Completely destroyed equipment of the Russian Armed Forces is used as museum exhibits, for example, on Mikhailovskaya Square in the center of Kyiv. In addition to tanks, the exhibition displays the Msta-S howitzer and the Pantsir anti-aircraft missile system, destroyed by Ukrainian defenders.

Captured and damaged Russian trophies are divided into three categories. The first has minor damage, such copies are restored by repair teams of Ukrainian Armed Forces units, Nikolai Salamakha, an armored vehicle expert and retired tank forces officer, tells Focus.

Armor factories also send their specialists for inspection and repair. The second category of trophies requires more serious repairs and if they are registered, the Central Armored Directorate within the Armed Forces of Ukraine sends them to factories or repair regiments.

“The third category is unsuitable for repair, and is used as a donor of spare parts. They remove surviving components and assemblies to repair other captured vehicles of the same class. In a month it is realistic to repair about 1/4 of the amount of enemy equipment that appears, and half in about 3 months. Up to a third of military trophies end up in workshops in a condition unsuitable for repair,” the specialist explained.

Is it possible to make a new weapon out of a burnt out tank?

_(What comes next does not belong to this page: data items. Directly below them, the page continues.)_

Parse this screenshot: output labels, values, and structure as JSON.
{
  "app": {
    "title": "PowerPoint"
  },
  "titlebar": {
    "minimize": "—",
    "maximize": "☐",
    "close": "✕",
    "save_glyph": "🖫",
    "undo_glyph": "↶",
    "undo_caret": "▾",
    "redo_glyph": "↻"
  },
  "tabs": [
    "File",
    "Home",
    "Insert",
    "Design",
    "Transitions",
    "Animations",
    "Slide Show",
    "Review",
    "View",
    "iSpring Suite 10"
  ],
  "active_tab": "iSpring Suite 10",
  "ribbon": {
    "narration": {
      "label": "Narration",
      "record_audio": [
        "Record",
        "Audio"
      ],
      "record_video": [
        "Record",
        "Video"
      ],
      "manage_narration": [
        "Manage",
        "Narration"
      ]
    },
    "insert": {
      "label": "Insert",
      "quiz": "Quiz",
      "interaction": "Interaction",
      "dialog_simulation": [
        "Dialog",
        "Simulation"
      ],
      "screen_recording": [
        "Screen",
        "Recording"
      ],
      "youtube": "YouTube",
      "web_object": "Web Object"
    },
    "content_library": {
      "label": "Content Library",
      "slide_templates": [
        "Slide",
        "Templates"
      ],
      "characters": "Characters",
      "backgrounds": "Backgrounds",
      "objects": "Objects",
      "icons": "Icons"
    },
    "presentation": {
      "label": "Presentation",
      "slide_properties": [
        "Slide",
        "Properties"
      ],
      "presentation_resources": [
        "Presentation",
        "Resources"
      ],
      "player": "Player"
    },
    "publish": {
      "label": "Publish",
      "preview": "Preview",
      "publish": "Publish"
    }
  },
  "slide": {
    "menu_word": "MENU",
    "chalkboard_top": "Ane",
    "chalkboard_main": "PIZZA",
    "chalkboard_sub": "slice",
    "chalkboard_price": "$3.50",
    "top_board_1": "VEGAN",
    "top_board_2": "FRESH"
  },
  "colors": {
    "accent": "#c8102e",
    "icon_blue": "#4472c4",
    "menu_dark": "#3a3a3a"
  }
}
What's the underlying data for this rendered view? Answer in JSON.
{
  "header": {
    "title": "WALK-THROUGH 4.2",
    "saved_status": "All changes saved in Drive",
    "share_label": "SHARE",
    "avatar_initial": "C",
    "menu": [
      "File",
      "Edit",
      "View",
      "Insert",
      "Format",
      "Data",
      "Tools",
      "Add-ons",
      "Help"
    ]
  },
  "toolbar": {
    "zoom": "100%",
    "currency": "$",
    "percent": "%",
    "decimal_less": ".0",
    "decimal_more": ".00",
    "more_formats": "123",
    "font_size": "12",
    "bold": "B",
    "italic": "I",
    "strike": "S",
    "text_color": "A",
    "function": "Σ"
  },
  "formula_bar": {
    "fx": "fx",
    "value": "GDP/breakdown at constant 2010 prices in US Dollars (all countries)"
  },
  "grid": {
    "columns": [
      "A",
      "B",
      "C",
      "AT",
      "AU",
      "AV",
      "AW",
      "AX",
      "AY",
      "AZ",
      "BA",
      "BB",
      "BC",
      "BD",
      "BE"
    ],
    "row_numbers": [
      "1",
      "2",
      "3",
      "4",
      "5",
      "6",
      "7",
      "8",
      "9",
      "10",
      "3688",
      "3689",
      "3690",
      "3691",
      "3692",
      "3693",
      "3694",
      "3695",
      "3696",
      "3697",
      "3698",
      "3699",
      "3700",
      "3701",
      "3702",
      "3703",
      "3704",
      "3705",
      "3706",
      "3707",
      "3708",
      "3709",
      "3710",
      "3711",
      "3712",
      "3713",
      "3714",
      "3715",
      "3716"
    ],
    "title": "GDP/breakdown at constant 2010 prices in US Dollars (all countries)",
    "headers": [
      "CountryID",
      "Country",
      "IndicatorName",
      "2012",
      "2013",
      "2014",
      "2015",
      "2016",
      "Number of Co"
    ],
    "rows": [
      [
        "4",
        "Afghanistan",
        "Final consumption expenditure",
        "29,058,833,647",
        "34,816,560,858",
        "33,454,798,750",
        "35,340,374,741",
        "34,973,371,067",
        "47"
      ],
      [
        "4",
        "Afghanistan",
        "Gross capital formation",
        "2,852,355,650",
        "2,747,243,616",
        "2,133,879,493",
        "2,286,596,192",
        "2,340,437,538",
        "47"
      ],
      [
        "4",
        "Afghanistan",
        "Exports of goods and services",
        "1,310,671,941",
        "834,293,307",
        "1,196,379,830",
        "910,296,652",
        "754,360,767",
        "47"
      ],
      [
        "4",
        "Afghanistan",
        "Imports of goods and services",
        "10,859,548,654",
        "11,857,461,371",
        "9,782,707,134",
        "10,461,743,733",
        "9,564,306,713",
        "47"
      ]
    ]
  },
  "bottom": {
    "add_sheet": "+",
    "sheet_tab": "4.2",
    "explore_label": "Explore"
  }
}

Melting down military armor to make other weapons, a new tank or armored personnel carrier is a complex business. According to specialists, metallurgical enterprises of Ukraine are at risk in a full-scale war and will not undertake such things. The enterprises do not have furnaces for melting high-alloy steel with a capacity of 10 to 100 tons.

No one will be engaged in the resale of military metal to EU countries in conditions of hostilities. The command’s first task now is to find weapons and ammunition, the expert says.

Director of the steelmaking department of the Arcelor Mittal Kryvyi Rih metallurgical enterprise, Dmitry Terekhov, in communication with the Air Force, said that military scrap metal from destroyed equipment for metallurgical production is not very interesting.

“The high costs of processing military scrap do not allow it to be freely sold on the market,” he briefly noted.

Alexander Sheiko adds that another problem in handling burnt equipment of the RF Armed Forces is the registration of ownership rights. Trophies could be assigned to territorial communities, military units or people in whose gardens it stands. Another unresolved and important issue is the danger of mining or the presence of ammunition in armored personnel carriers or tanks.